Partigiano della 57° Brigata Garibaldi "Berto", 3° Divisione Garibaldi "Cichero", VI Zona Operativa Liguria.
Come molti altri giovani Arturo risponde al bando Graziani della chiamata alle armi e si arruola nella Divisione Rsi Alpina "Monterosa". Addestrato con i commilitoni a Münsingen, in Germania, sotto la diretta supervisione dei tedeschi, rimpatria nella seconda metà del 1944 ed è dislocato in un reparto di presidio nell'entroterra ligure. Valutata la situazione, diserta e si aggrega inizialmente ai partigiani della Brigata "Centocroci" di La Spezia, poi alla Brigata "Berto" della 3° Divisione Garibaldi "Cichero" nella VI Zona Operativa Liguria.
Catturato durante un rastrellamento viene processato per diserzione e condannato a 30 anni di reclusione ma, grazie alla difesa del capace avvocato Emilio Furnò, riesce ad evitare (seppure per poco) la fucilazione.

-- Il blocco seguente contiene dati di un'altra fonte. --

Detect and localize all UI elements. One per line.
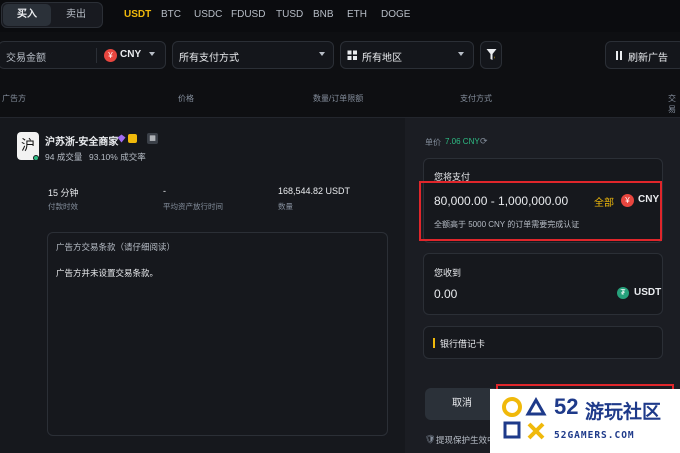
terms-title: 广告方交易条款（请仔细阅读） bbox=[56, 242, 176, 252]
pay-time-label: 付款时效 bbox=[48, 202, 78, 211]
funnel-icon bbox=[486, 49, 497, 60]
amount-input[interactable]: 交易金额 bbox=[6, 49, 46, 64]
watermark-logo-icon bbox=[502, 396, 547, 440]
pay-time-value: 15 分钟 bbox=[48, 188, 79, 198]
unit-price-value: 7.06 CNY bbox=[445, 137, 480, 146]
refresh-ads-button[interactable]: 刷新广告 bbox=[605, 41, 680, 69]
tether-icon: ₮ bbox=[617, 287, 629, 299]
pause-icon bbox=[616, 51, 618, 60]
terms-body: 广告方并未设置交易条款。 bbox=[56, 268, 159, 278]
payment-select[interactable]: 所有支付方式 bbox=[179, 49, 239, 64]
yen-icon: ¥ bbox=[104, 49, 117, 62]
merchant-badge-icon bbox=[128, 134, 137, 143]
chevron-down-icon bbox=[319, 52, 325, 56]
online-status-dot bbox=[33, 155, 39, 161]
globe-icon bbox=[347, 50, 357, 60]
currency-select[interactable]: CNY bbox=[120, 49, 141, 60]
quantity-label: 数量 bbox=[278, 202, 293, 211]
order-count: 94 成交量 bbox=[45, 152, 83, 162]
table-icon[interactable]: ▦ bbox=[147, 133, 158, 144]
buy-sell-toggle: 买入 卖出 bbox=[1, 2, 103, 28]
highlight-box bbox=[419, 181, 662, 241]
refresh-price-icon[interactable]: ⟳ bbox=[480, 136, 488, 147]
completion-rate: 93.10% 成交率 bbox=[89, 152, 146, 162]
receive-amount-input[interactable]: 0.00 bbox=[434, 287, 457, 301]
merchant-name[interactable]: 沪苏浙-安全商家 bbox=[45, 133, 118, 148]
release-time-value: - bbox=[163, 186, 166, 196]
chevron-down-icon bbox=[458, 52, 464, 56]
coin-tab-bnb[interactable]: BNB bbox=[313, 9, 334, 20]
receive-currency: USDT bbox=[634, 287, 662, 298]
col-quantity: 数量/订单限额 bbox=[313, 94, 364, 103]
tab-buy[interactable]: 买入 bbox=[3, 4, 51, 26]
coin-tab-usdc[interactable]: USDC bbox=[194, 9, 222, 20]
payment-filter[interactable]: 所有支付方式 bbox=[172, 41, 334, 69]
coin-tab-tusd[interactable]: TUSD bbox=[276, 9, 303, 20]
site-watermark: 52 游玩社区 52GAMERS.COM bbox=[490, 389, 680, 453]
coin-tab-doge[interactable]: DOGE bbox=[381, 9, 410, 20]
region-filter[interactable]: 所有地区 bbox=[340, 41, 474, 69]
top-bar: 买入 卖出 USDT BTC USDC FDUSD TUSD BNB ETH D… bbox=[0, 0, 680, 32]
watermark-name: 游玩社区 bbox=[585, 402, 662, 423]
coin-tab-btc[interactable]: BTC bbox=[161, 9, 181, 20]
tab-sell[interactable]: 卖出 bbox=[52, 4, 100, 26]
terms-box: 广告方交易条款（请仔细阅读） 广告方并未设置交易条款。 bbox=[47, 232, 388, 436]
verified-diamond-icon bbox=[117, 134, 126, 143]
receive-card[interactable]: 您收到 0.00 ₮ USDT bbox=[423, 253, 663, 315]
region-select[interactable]: 所有地区 bbox=[362, 49, 402, 64]
watermark-domain: 52GAMERS.COM bbox=[554, 430, 635, 441]
receive-label: 您收到 bbox=[434, 268, 462, 278]
col-trade: 交易 bbox=[668, 94, 676, 114]
payment-method-label: 银行借记卡 bbox=[440, 339, 486, 349]
filter-button[interactable] bbox=[480, 41, 502, 69]
coin-tab-usdt[interactable]: USDT bbox=[124, 9, 151, 20]
col-price: 价格 bbox=[178, 94, 194, 103]
refresh-ads-label: 刷新广告 bbox=[628, 53, 668, 64]
cancel-button[interactable]: 取消 bbox=[425, 388, 499, 420]
release-time-label: 平均资产放行时间 bbox=[163, 202, 223, 211]
protection-note: 提现保护生效中 bbox=[436, 435, 496, 445]
col-payment: 支付方式 bbox=[460, 94, 492, 103]
col-advertiser: 广告方 bbox=[2, 94, 26, 103]
payment-method-card[interactable]: 银行借记卡 bbox=[423, 326, 663, 359]
chevron-down-icon bbox=[149, 52, 155, 56]
merchant-section: 沪 沪苏浙-安全商家 ▦ 94 成交量 93.10% 成交率 15 分钟 付款时… bbox=[0, 118, 405, 453]
coin-tab-fdusd[interactable]: FDUSD bbox=[231, 9, 265, 20]
shield-icon: 🛡 bbox=[425, 434, 436, 444]
amount-filter[interactable]: 交易金额 ¥ CNY bbox=[0, 41, 166, 69]
coin-tab-eth[interactable]: ETH bbox=[347, 9, 367, 20]
divider bbox=[96, 48, 97, 63]
quantity-value: 168,544.82 USDT bbox=[278, 186, 351, 196]
unit-price-label: 单价 bbox=[425, 138, 441, 147]
watermark-number: 52 bbox=[554, 394, 579, 419]
method-accent-bar bbox=[433, 338, 435, 348]
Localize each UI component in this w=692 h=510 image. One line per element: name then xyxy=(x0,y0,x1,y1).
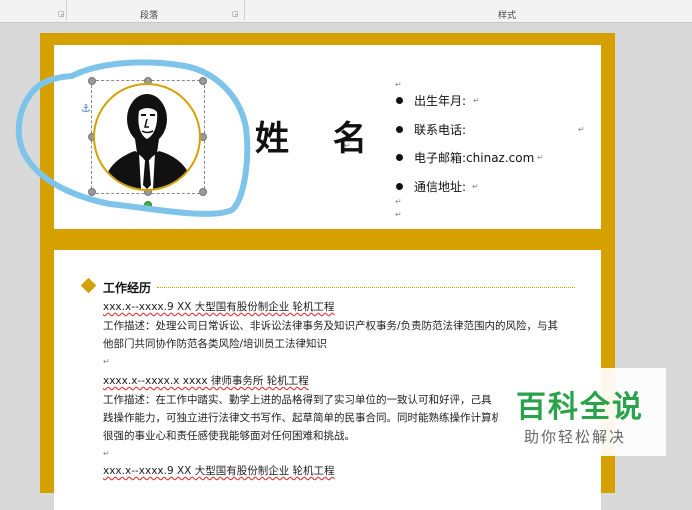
experience-line[interactable]: xxx.x--xxxx.9 XX 大型国有股份制企业 轮机工程 xyxy=(103,463,335,478)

Il motivo di tale condanna risale alla sera del 13/03/1945, quando due partigiani armati di rivoltella irrompono nell'abitazione del tenente della X Flottiglia Mas Roberto Gandolfo (arruolato nella 5a Compagnia del Battaglione "Lupo") e lo uccidono insieme a suo padre. Per rappresaglia il Tribunale Militare di Chiavari (GE) condanna a morte, con rito sommario, sei prigionieri: Arturo Arosio (Isola o Foglia), Giuseppe Barletta (Barone), Alessandro Sigurtà (Aquila), Emanuele Giacardi (Tarzan), Luigi Marone e Mario Piana (Salita), prelevati il 18 marzo dalle carceri, condotti sul luogo dell'azione partigiana, in località Santa Margherita di Fossa Lupara nel comune di Sestri Levante, e fucilati da un plotone della 3a Compagnia della XXXI Brigata Nera «Generale Silvio Parodi» comandato dal tenente Giuseppe Barbalace.
Per cinque di essi la fine è immediata; il sesto, Mario Piana, lasciato per morto, trascinatosi sul terreno riesce a raggiungere il vicino bosco, dove è ritrovato dopo alcune ore dai partigiani; ricoverato all'ospedale da campo di Santo Stefano d'Aveto, si spegne nel giro di pochi giorni per emorragia ma non prima di avere raccontato ogni dettaglio dei fatti. Sul luogo della fucilazione, accanto alla casa della famiglia Gandolfo, un cippo ricorda i sei fucilati. La salma di Arturo Arosio è trasportata a fine maggio 1945 a Lissone, suo paese natale, per la celebrazione di solenni funerali partigiani.